Anti-government forces in Qalamoun are focusing their efforts on sustaining their raids into Lebanon and on surviving the winter. Raids can be continued because rebel groups remain small and nimble and the border porous. These incursions enable the rebels to maintain some momentum and initiative, which inflicts losses upon their opponents and disrupts and prevents their opponents from isolating them. Raids also yield tangible results, such as prisoners and hostages the rebels can then barter for concessions.
Surviving the winter means maintaining supply levels. Militant attacks have focused on opening up a route from Lebanon into the Qalamoun to bring much-needed supplies. In the near-term, however, rebels have chosen to consolidate their positions in eastern Qalamoun, which has access to supply routes leading from Homs and the Syrian desert. This strategy becomes increasingly important as the Syrian government readies a fresh offensive.
In the long-term, Islamic State leaders are trying to gain traction with Lebanon's Sunni population with the goal of sparking local Sunnis to start a conflict similar to that in Iraq. Bringing Lebanon into the wider Syrian civil war would bolster the overwhelmingly Sunni rebel position, especially by forcing Hezbollah to redirect its efforts to Lebanon instead of Syria.

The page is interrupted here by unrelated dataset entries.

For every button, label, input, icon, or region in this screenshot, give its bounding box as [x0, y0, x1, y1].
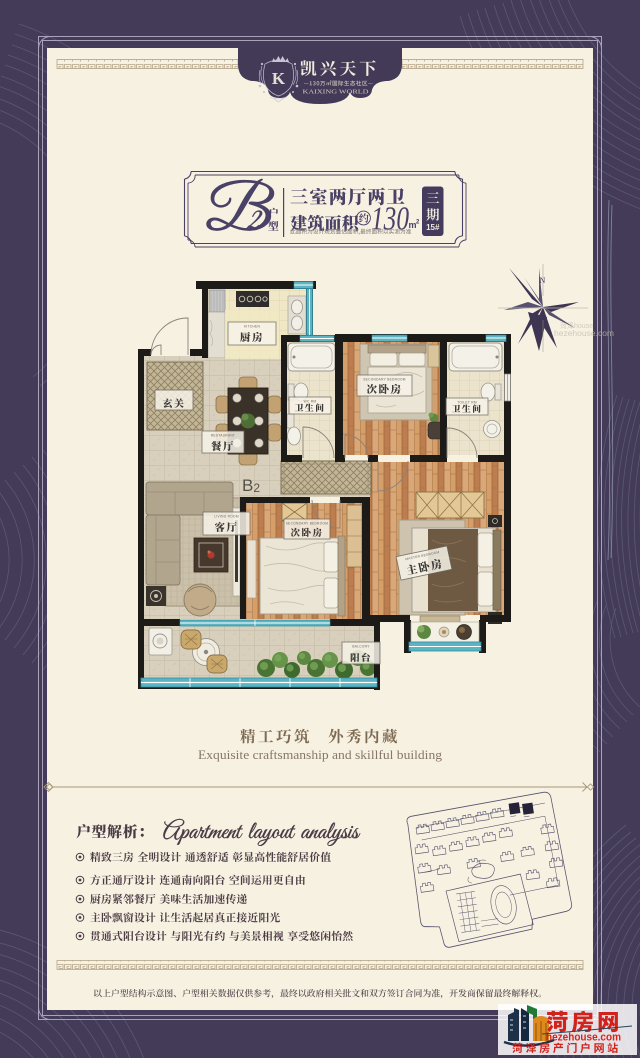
svg-text:hezehouse.com: hezehouse.com: [546, 1032, 621, 1044]
svg-text:KAIXING WORLD: KAIXING WORLD: [303, 88, 370, 95]
svg-text:SECONDARY BEDROOM: SECONDARY BEDROOM: [363, 378, 406, 382]
svg-text:WC RM: WC RM: [304, 400, 317, 404]
svg-text:LIVING ROOM: LIVING ROOM: [214, 515, 239, 519]
svg-text:KITCHEN: KITCHEN: [244, 325, 260, 329]
svg-text:N: N: [540, 276, 546, 285]
svg-text:Exquisite craftsmanship and sk: Exquisite craftsmanship and skillful bui…: [198, 747, 443, 762]
svg-text:BALCONY: BALCONY: [352, 645, 370, 649]
svg-text:RESTAURANT: RESTAURANT: [211, 434, 235, 438]
svg-text:15#: 15#: [426, 223, 440, 232]
svg-text:SECONDARY BEDROOM: SECONDARY BEDROOM: [286, 522, 329, 526]
svg-text:K: K: [272, 69, 286, 88]
svg-text:TOILET RM: TOILET RM: [457, 401, 477, 405]
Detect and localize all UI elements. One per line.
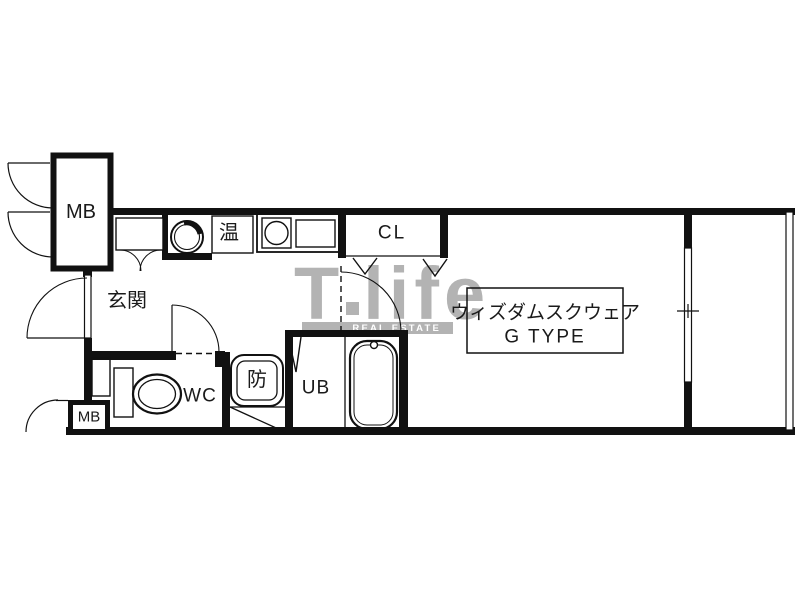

On their own, Syria's rebels will not be able to take control of territory inside of Lebanon. Their numbers are low in the Qalamoun region — credible estimates set them at around 3,000 spread over a vast region. They simply do not have the manpower required to seize and occupy new terrain for long durations, something clearly demonstrated by failed attempts earlier in 2014. Blockades have further weakened them by eroding their supply base. Rebels will continue to be able to conduct significant raids into Lebanon, but not offensives to capture and hold towns or cities.
In order to push into Lebanon, rebels would first need to receive reinforcements from elsewhere in Syria, requiring them to move troops down the M5 highway. This route divides Qalamoun from eastern Syria where the bulk of the rebel forces are located. Government forces, however, monitor the highway closely.
Instead, the greatest threat to Lebanon is domestic upheaval on the part of Lebanese Sunnis. There have been continued tensions and fighting in Tripoli between the Sunni residents and the army as well as the Alawite community. Reports also indicate increasing numbers of Islamic State sleeper cells in Tripoli and Akkar preparing for an opportune moment to carry out attacks. Qalamoun-based rebels could also work to promote an uprising by continuing cross-border raids that divert Lebanese security resources and inspire Lebanese Sunni populations to conduct attacks.
The threat of a large offensive by Syrian rebels along the Lebanese border remains, for the time being, a minor one. In spite of their intentions, these forces do not have the strength, numbers or supplies to make a play at a repeat of Islamic State successes in Iraq. Instead, they will continue to mount low-level raids and harass their opponents with guerrilla tactics while attempting to spark a Lebanese Sunni uprising — two actions that are already posing challenges for Lebanon's government.